Familientreffen in Ohio
Die Wurzeln der Rohrkempers liegen in Rinkerode

Rinkerode -

Vor fast 150 Jahren ist der Rinkeroder Charles Frederick Rohrkämper in die USA ausgewandert. 100 seiner Nachfahren aus elf US-Bundesstaaten sind nun zu einem großen Familienfest in Ohio zusammengekommen. Und die alte Heimat war an diesem Tag ein großes Thema.

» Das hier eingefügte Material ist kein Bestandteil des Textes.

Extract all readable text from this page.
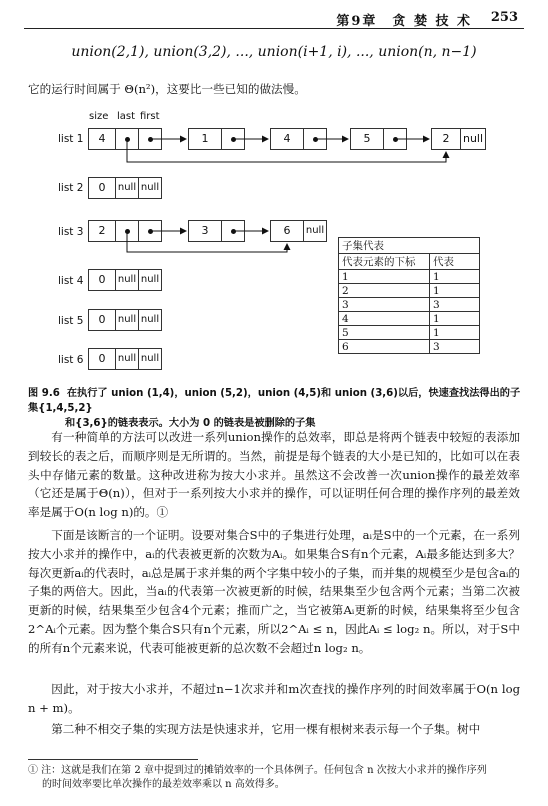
第9章　贪 婪 技 术 253
union(2,1), union(3,2), ..., union(i+1, i), ..., union(n, n−1)
它的运行时间属于 Θ(n²)，这要比一些已知的做法慢。
size last first
list 1	4	1	4	5	2	null
list 2	0	null null
list 3	2	3	6	null
list 4	0	null null
list 5	0	null null
list 6	0	null null
子集代表	
代表元素的下标	代表
1	1
2	1
3	3
4	1
5	1
6	3
图 9.6 在执行了 union (1,4)，union (5,2)，union (4,5)和 union (3,6)以后，快速查找法得出的子集{1,4,5,2}
和{3,6}的链表表示。大小为 0 的链表是被删除的子集
有一种简单的方法可以改进一系列union操作的总效率，即总是将两个链表中较短的表添加到较长的表之后，而顺序则是无所谓的。当然，前提是每个链表的大小是已知的，比如可以在表头中存储元素的数量。这种改进称为按大小求并。虽然这不会改善一次union操作的最差效率（它还是属于Θ(n)），但对于一系列按大小求并的操作，可以证明任何合理的操作序列的最差效率是属于O(n log n)的。①
下面是该断言的一个证明。设要对集合S中的子集进行处理，aᵢ是S中的一个元素，在一系列按大小求并的操作中，aᵢ的代表被更新的次数为Aᵢ。如果集合S有n个元素，Aᵢ最多能达到多大？每次更新aᵢ的代表时，aᵢ总是属于求并集的两个字集中较小的子集，而并集的规模至少是包含aᵢ的子集的两倍大。因此，当aᵢ的代表第一次被更新的时候，结果集至少包含两个元素；当第二次被更新的时候，结果集至少包含4个元素；推而广之，当它被第Aᵢ更新的时候，结果集将至少包含2^Aᵢ个元素。因为整个集合S只有n个元素，所以2^Aᵢ ≤ n，因此Aᵢ ≤ log₂ n。所以，对于S中的所有n个元素来说，代表可能被更新的总次数不会超过n log₂ n。
因此，对于按大小求并，不超过n−1次求并和m次查找的操作序列的时间效率属于O(n log n + m)。
第二种不相交子集的实现方法是快速求并，它用一棵有根树来表示每一个子集。树中
① 注：这就是我们在第 2 章中提到过的摊销效率的一个具体例子。任何包含 n 次按大小求并的操作序列
的时间效率要比单次操作的最差效率乘以 n 高效得多。
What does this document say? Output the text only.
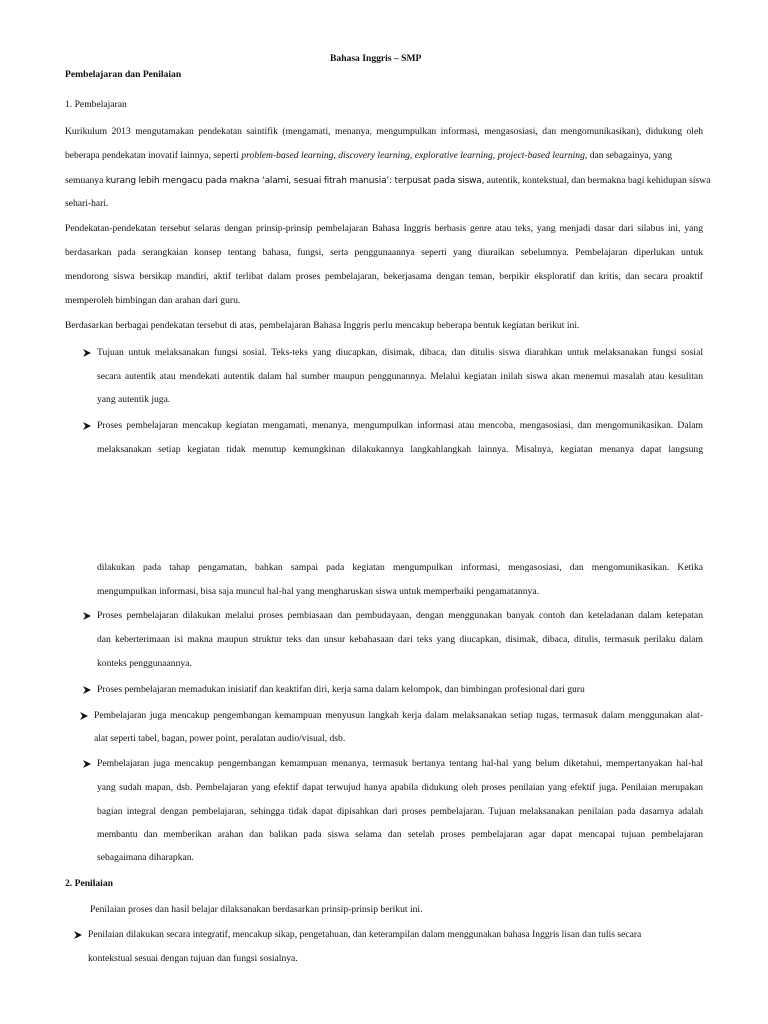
Bahasa Inggris – SMP
Pembelajaran dan Penilaian
1. Pembelajaran
Kurikulum 2013 mengutamakan pendekatan saintifik (mengamati, menanya, mengumpulkan informasi, mengasosiasi, dan mengomunikasikan), didukung oleh
beberapa pendekatan inovatif lainnya, seperti problem-based learning, discovery learning, explorative learning, project-based learning, dan sebagainya, yang
semuanya kurang lebih mengacu pada makna ‘alami, sesuai fitrah manusia’: terpusat pada siswa, autentik, kontekstual, dan bermakna bagi kehidupan siswa
sehari-hari.
Pendekatan-pendekatan tersebut selaras dengan prinsip-prinsip pembelajaran Bahasa Inggris berbasis genre atau teks, yang menjadi dasar dari silabus ini, yang
berdasarkan pada serangkaian konsep tentang bahasa, fungsi, serta penggunaannya seperti yang diuraikan sebelumnya. Pembelajaran diperlukan untuk
mendorong siswa bersikap mandiri, aktif terlibat dalam proses pembelajaran, bekerjasama dengan teman, berpikir eksploratif dan kritis, dan secara proaktif
memperoleh bimbingan dan arahan dari guru.
Berdasarkan berbagai pendekatan tersebut di atas, pembelajaran Bahasa Inggris perlu mencakup beberapa bentuk kegiatan berikut ini.
Tujuan untuk melaksanakan fungsi sosial. Teks-teks yang diucapkan, disimak, dibaca, dan ditulis siswa diarahkan untuk melaksanakan fungsi sosial
secara autentik atau mendekati autentik dalam hal sumber maupun penggunannya. Melalui kegiatan inilah siswa akan menemui masalah atau kesulitan
yang autentik juga.
Proses pembelajaran mencakup kegiatan mengamati, menanya, mengumpulkan informasi atau mencoba, mengasosiasi, dan mengomunikasikan. Dalam
melaksanakan setiap kegiatan tidak menutup kemungkinan dilakukannya langkahlangkah lainnya. Misalnya, kegiatan menanya dapat langsung
dilakukan pada tahap pengamatan, bahkan sampai pada kegiatan mengumpulkan informasi, mengasosiasi, dan mengomunikasikan. Ketika
mengumpulkan informasi, bisa saja muncul hal-hal yang mengharuskan siswa untuk memperbaiki pengamatannya.
Proses pembelajaran dilakukan melalui proses pembiasaan dan pembudayaan, dengan menggunakan banyak contoh dan keteladanan dalam ketepatan
dan keberterimaan isi makna maupun struktur teks dan unsur kebahasaan dari teks yang diucapkan, disimak, dibaca, ditulis, termasuk perilaku dalam
konteks penggunaannya.
Proses pembelajaran memadukan inisiatif dan keaktifan diri, kerja sama dalam kelompok, dan bimbingan profesional dari guru
Pembelajaran juga mencakup pengembangan kemampuan menyusun langkah kerja dalam melaksanakan setiap tugas, termasuk dalam menggunakan alat-
alat seperti tabel, bagan, power point, peralatan audio/visual, dsb.
Pembelajaran juga mencakup pengembangan kemampuan menanya, termasuk bertanya tentang hal-hal yang belum diketahui, mempertanyakan hal-hal
yang sudah mapan, dsb. Pembelajaran yang efektif dapat terwujud hanya apabila didukung oleh proses penilaian yang efektif juga. Penilaian merupakan
bagian integral dengan pembelajaran, sehingga tidak dapat dipisahkan dari proses pembelajaran. Tujuan melaksanakan penilaian pada dasarnya adalah
membantu dan memberikan arahan dan balikan pada siswa selama dan setelah proses pembelajaran agar dapat mencapai tujuan pembelajaran
sebagaimana diharapkan.
2. Penilaian
Penilaian proses dan hasil belajar dilaksanakan berdasarkan prinsip-prinsip berikut ini.
Penilaian dilakukan secara integratif, mencakup sikap, pengetahuan, dan keterampilan dalam menggunakan bahasa Inggris lisan dan tulis secara
kontekstual sesuai dengan tujuan dan fungsi sosialnya.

Montag, 05.08.2019, 21:00 Uhr
Aus elf US-Bundesstaaten reisten die Familienmitglieder zum Fest nach Ohio. Dabei wurden auch Erinnerungen an den Ursprung der Rohrkempers geweckt, denn die Vorfahren Charles Frederick Rohrkämper und Anna Maria Ballering waren Ende des 19. Jahrhunderts von Rinkerode in die USA ausgewandert.
Aus elf US-Bundesstaaten reisten die Familienmitglieder zum Fest nach Ohio. Dabei wurden auch Erinnerungen an den Ursprung der Rohrkempers geweckt, denn die Vorfahren Charles Frederick Rohrkämper und Anna Maria Ballering waren Ende des 19. Jahrhunderts von Rinkerode in die USA ausgewandert. Foto: Rohrkemper

Aus dem Golddorf in das Land des Goldrauschs: Ende des 19. Jahrhunderts ist die Rinkeroder Familie Rohrkämper in die USA ausgewandert. Jetzt haben sich mehr als 100 Nachfahren von Charles Frederick Rohrkämper (1849-1910) und Anna Maria Ballering (1854-1935) zum Familienfest in Ohio getroffen. Und dabei kam natürlich auch die ehemalige Heimat zur Sprache.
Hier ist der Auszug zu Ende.